Integrating Athletics with Academics
St. Lawrence athletes are experiencing a new kind of achievement that stretches well beyond the win or loss column. By the time they graduate, their academic performance is equal to their non-athlete counterparts, university figures show.
Comprised of 32 teams, athletics encompasses about a third of the student body at St. Lawrence and the university says they are completely representative, participating in a wide range of student activities and choosing majors in every field.
Saints skier and soccer player Megan Howard, a junior and also president of the students athletic advisory committee, says this integration into the school “both enhanced and put a little stress” in her life.
“On top of all the school work I have to do and the teams I am participating in, I’m also trying to be an active member in the community, so juggling three things can sometimes be a little overwhelming.”
In the recent past, this kind of academic and co-curricular engagement by athletes has been a rarity at many highly selective institutions.
In a study of intercollegiate athletics at 30 universities and colleges, James Shulman and William Bowen reported in their 2001 book “The Game of Life,” that athletes earned lower grades than their non-athlete counterparts, were underrepresented in the natural sciences like biology and chemistry and were disconnected from extracurricular activities.
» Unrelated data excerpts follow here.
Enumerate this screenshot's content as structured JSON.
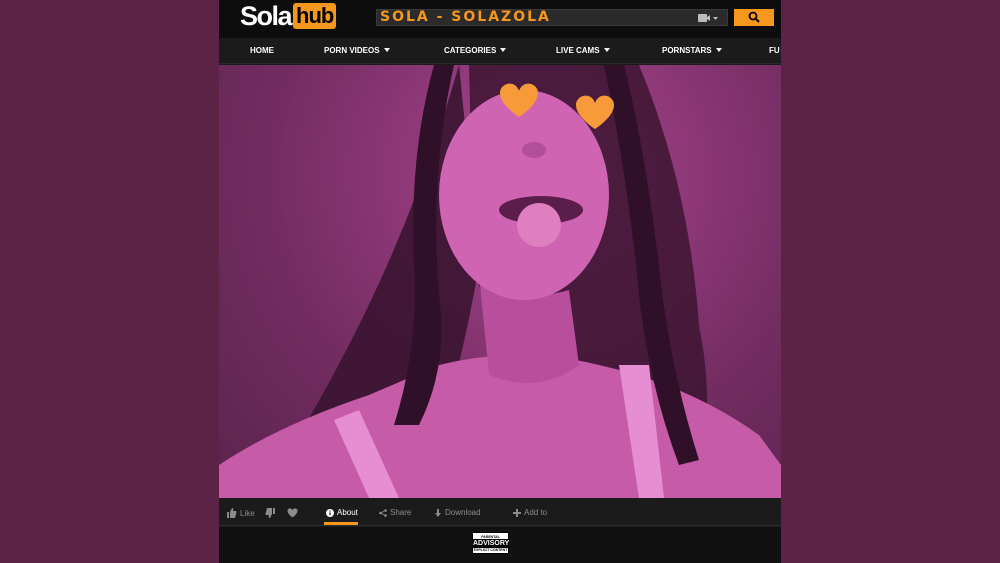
{
  "header": {
    "logo_part1": "Sola",
    "logo_part2": "hub",
    "search_text": "SOLA - SOLAZOLA"
  },
  "nav": {
    "items": [
      "HOME",
      "PORN VIDEOS",
      "CATEGORIES",
      "LIVE CAMS",
      "PORNSTARS",
      "FU"
    ]
  },
  "actions": {
    "like": "Like",
    "about": "About",
    "share": "Share",
    "download": "Download",
    "add_to": "Add to"
  },
  "advisory": {
    "top": "PARENTAL",
    "middle": "ADVISORY",
    "bottom": "EXPLICIT CONTENT"
  },
  "colors": {
    "background": "#5c2346",
    "accent": "#f7971d",
    "photo_tint": "#b04e95"
  }
}
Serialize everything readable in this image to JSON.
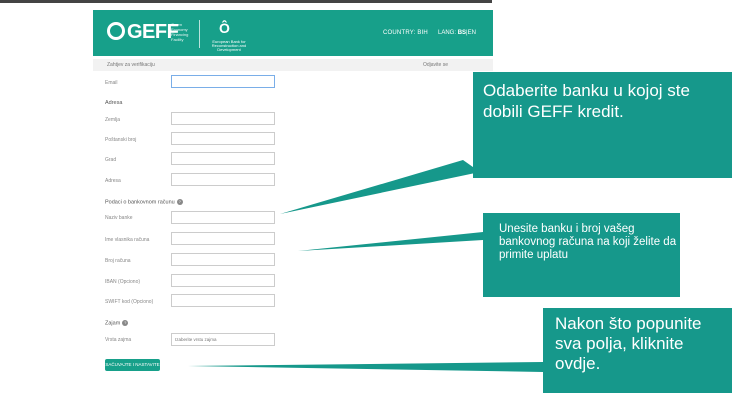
{
  "header": {
    "brand": "GEFF",
    "brand_tagline": "Green Economy Financing Facility",
    "ebrd_name": "European Bank for Reconstruction and Development",
    "country": "COUNTRY: BIH",
    "lang_label": "LANG:",
    "lang_active": "BS",
    "lang_sep": "|",
    "lang_other": "EN"
  },
  "subbar": {
    "breadcrumb": "Zahtjev za verifikaciju",
    "logout": "Odjavite se"
  },
  "form": {
    "email_label": "Email",
    "address_section": "Adresa",
    "country_label": "Zemlja",
    "postal_label": "Poštanski broj",
    "city_label": "Grad",
    "address_label": "Adresa",
    "bank_section": "Podaci o bankovnom računu",
    "bank_name_label": "Naziv banke",
    "account_owner_label": "Ime vlasnika računa",
    "account_number_label": "Broj računa",
    "iban_label": "IBAN (Opciono)",
    "swift_label": "SWIFT kod (Opciono)",
    "loan_section": "Zajam",
    "loan_type_label": "Vrsta zajma",
    "loan_type_value": "Izaberite vrstu zajma",
    "submit_label": "SAČUVAJTE I NASTAVITE"
  },
  "callouts": {
    "bank_select": "Odaberite banku u kojoj ste dobili GEFF kredit.",
    "bank_account": "Unesite banku i broj vašeg bankovnog računa na koji želite da primite uplatu",
    "submit_hint": "Nakon što popunite sva polja, kliknite ovdje."
  },
  "colors": {
    "brand_teal": "#17a08a",
    "callout_teal": "#16988b"
  },
  "icons": {
    "info": "info-circle-icon"
  }
}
According to statistics compiled for a 2008 SLU Board of Trustees meeting, there is no significant difference in the type of majors that athletes and non-athletes declare. For instance, 26 percent of athletes are completing degrees in the natural sciences and mathematics, which is 2 percent higher than for non-athletes.
Examining participation in semester-long study abroad programs, athlete participation is slightly lower than for non-athletes but it has substantially increased in recent years.
The four-year graduation rate for intercollegiate athletes is, on average, 6 percent higher than for non-athletes. For Division I athletes – skiers and men’s and women’s ice hockey players – the graduation rate performance is even higher.
President Dan Sullivan attributes this record to feeling “no pressure to win at all costs in athletics.” He said that he noticed “qualities that make athletes successful are qualities important in students who do physics” or other degrees. The drive to succeed, discipline and hard work are all precursors to achievement in any of life’s laboratories. If athletes have what it takes to be successful in one respect, then they can surely do the same in another.
Christine Zimmerman, director of institutional research at St. Lawrence, credits some of athletes’ academic success to Sullivan’s decision 12 years ago to move the supervision of sports from Student Life to the academic dean’s office. It wasn’t that Student Life was inadequate, but rather that it enabled a greater integration of the athletics division into Academic Affairs and emphasized that “athletics are really important at SLU in supplementing the academic mission,” she said.
Having athletes fully represented in the cultural, social and academic aspects of college life, according to Sullivan, is “about choices and recognizing what kind of institution you want to be.”
Franco Bari, a 1998 St. Lawrence graduate and now the university’s head women’s soccer coach and coordinator of student-athlete development, agrees with Sullivan and has seen it firsthand. He says, “There is more emphasis on academic development for students now. The athlete who is on campus now is much different than the athlete who was on campus ten years ago.” Bari attributes that change to “the trend and the change of standards, in particular the academic standards.” He said St. Lawrence has always been a strong academic institution but now students seemed more prepared to commit to their academics.
“One thing we explain to the current students and also the prospective student athletes is that academics come first. It is your number one priority.”
This requires a larger vision of who each athlete is, Bari said. “We believe that they are here to get a quality education, not just the classroom experience but the holistic experience … We know that [athletics] is just one facet of their experience that they take very seriously … There’s more to them than that.”
Continuing to acknowledge a larger perspective for athletes will be crucial to the continuation of their academic success. Athletic Director Margie Strait said in a recent interview that faculty and coaches are “all engaged with student-athletes to foster their development. Therefore, it will remain critical that integration for athletics be part of the mission supported by the athletic department and the university.” She said her conversations with Bill Fox have reassured her that he will continue this approach.